While the suits target different markets, they boil down to the same issue: when do MFN clauses become anticompetitive? As the panels to a day-long public workshop on these types of clauses by the 2012 Department of Justice and Federal Trade Commission indicate, it depends on the market at issue, the contracting parties, and the effect on that market. On the one hand, MFN clauses are practical and advantageous in that they eliminate the purchaser’s risk in negotiating a bad deal under unstable pricing conditions, reduce transaction costs in re-negotiating agreements upon discovery of lower prices, and are generally benign when market power is absent. On the other hand, MFN clauses as a price-monitoring mechanism can be used to facilitate collusion amongst competitors; discounts to the purchaser’s competitors and new market entrants, regardless of their size, are effectively foreclosed, resulting in increased prices overall. For these reasons and more, MFN clauses alone are subject to the rule of reason—a lenient standard that requires a rigorous market analysis.
So, what made Amazon and Valve targets for these suits? Market power. Amazon was public enemy number two (second only to Google) in the House Judiciary Committee’s antitrust report on competition in digital markets, which denounced Amazon’s impact on small- and medium-sized enterprises dependent on the monopolist’s platform. A humble bookseller no more, the class action alleges that Amazon now enjoys a stunning 90% of the ebook market. As for Valve, European antitrust regulators recently fined them 1.6 million euros (approx. $2 million) for the practice of restricting access to games based on physical location, which the European Commission deemed an illegal partition of the Digital Single Market. And U.S. regulators may turn towards Valve if the class action is correct in asserting that 75% of all PC games sold in the United States are through Steam. Both companies have inordinate market share for online sales at a time when antitrust enforcement is experiencing a renaissance and the digital economy is subject to exacting scrutiny.

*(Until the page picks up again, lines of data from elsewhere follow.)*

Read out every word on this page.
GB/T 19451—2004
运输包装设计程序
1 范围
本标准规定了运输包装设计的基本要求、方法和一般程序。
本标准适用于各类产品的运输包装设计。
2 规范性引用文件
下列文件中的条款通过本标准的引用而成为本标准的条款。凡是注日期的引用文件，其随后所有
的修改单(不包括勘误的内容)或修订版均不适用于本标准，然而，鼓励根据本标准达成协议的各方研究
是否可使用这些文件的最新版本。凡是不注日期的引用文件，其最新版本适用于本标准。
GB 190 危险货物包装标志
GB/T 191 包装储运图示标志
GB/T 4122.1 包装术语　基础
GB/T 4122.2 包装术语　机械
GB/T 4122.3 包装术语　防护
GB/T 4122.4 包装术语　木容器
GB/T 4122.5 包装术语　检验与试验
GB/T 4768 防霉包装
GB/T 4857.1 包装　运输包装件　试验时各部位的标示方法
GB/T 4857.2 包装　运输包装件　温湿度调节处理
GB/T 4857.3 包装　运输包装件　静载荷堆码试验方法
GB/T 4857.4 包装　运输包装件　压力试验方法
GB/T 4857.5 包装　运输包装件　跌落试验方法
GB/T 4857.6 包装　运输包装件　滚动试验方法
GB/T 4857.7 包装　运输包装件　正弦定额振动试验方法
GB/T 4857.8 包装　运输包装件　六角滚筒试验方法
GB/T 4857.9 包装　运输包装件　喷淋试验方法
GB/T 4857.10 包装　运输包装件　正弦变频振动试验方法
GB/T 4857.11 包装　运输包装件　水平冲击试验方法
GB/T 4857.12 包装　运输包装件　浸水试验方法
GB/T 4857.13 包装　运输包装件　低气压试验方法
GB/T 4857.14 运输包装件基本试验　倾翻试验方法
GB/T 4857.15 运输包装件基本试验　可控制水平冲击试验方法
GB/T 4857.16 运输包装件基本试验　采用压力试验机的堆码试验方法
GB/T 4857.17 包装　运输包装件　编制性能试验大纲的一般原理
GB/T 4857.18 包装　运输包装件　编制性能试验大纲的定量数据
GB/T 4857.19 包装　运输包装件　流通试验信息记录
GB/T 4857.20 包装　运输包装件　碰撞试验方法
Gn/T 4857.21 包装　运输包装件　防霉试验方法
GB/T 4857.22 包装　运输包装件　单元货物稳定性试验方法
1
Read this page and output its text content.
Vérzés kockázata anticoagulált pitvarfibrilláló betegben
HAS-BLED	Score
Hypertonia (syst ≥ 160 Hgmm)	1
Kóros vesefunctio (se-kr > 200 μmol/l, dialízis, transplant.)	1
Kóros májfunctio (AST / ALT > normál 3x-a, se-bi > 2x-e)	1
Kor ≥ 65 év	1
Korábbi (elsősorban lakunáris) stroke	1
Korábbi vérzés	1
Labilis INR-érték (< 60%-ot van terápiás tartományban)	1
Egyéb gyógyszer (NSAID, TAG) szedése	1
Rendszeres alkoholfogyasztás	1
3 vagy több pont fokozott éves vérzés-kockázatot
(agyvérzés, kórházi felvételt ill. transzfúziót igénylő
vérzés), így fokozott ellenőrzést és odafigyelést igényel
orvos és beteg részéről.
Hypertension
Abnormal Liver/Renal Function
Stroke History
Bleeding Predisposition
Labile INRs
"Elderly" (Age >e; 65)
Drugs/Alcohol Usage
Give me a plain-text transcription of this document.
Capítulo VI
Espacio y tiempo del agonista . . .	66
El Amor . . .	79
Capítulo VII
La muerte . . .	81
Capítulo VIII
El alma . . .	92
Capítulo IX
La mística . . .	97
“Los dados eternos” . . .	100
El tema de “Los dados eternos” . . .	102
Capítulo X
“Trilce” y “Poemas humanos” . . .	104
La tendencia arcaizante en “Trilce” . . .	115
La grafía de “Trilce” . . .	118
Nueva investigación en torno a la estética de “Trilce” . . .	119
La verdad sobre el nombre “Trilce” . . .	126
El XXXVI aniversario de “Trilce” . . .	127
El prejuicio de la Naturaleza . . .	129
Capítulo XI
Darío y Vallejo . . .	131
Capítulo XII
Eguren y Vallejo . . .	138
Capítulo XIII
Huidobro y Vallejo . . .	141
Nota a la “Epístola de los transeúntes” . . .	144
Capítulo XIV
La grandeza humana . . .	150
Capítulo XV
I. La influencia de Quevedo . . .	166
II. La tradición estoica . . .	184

The suits should not be a cause for alarm for most companies using MFN clauses. After all, when small purchasers in unconcentrated markets use MFN clauses to reduce price fluctuations or to commit to a long-term business relationship, courts should recognize that the economic efficiencies outweigh the anticompetitive effects. But when big tech closes off competition by maverick firms, keeps a watchful eye on its supplier through auditing rights or algorithmic pricing, and guarantees dominance over an extended period of time, it is no surprise that consumers, competitors, and Congress cry foul. MFN clauses have a time and a place, but it is not at the top.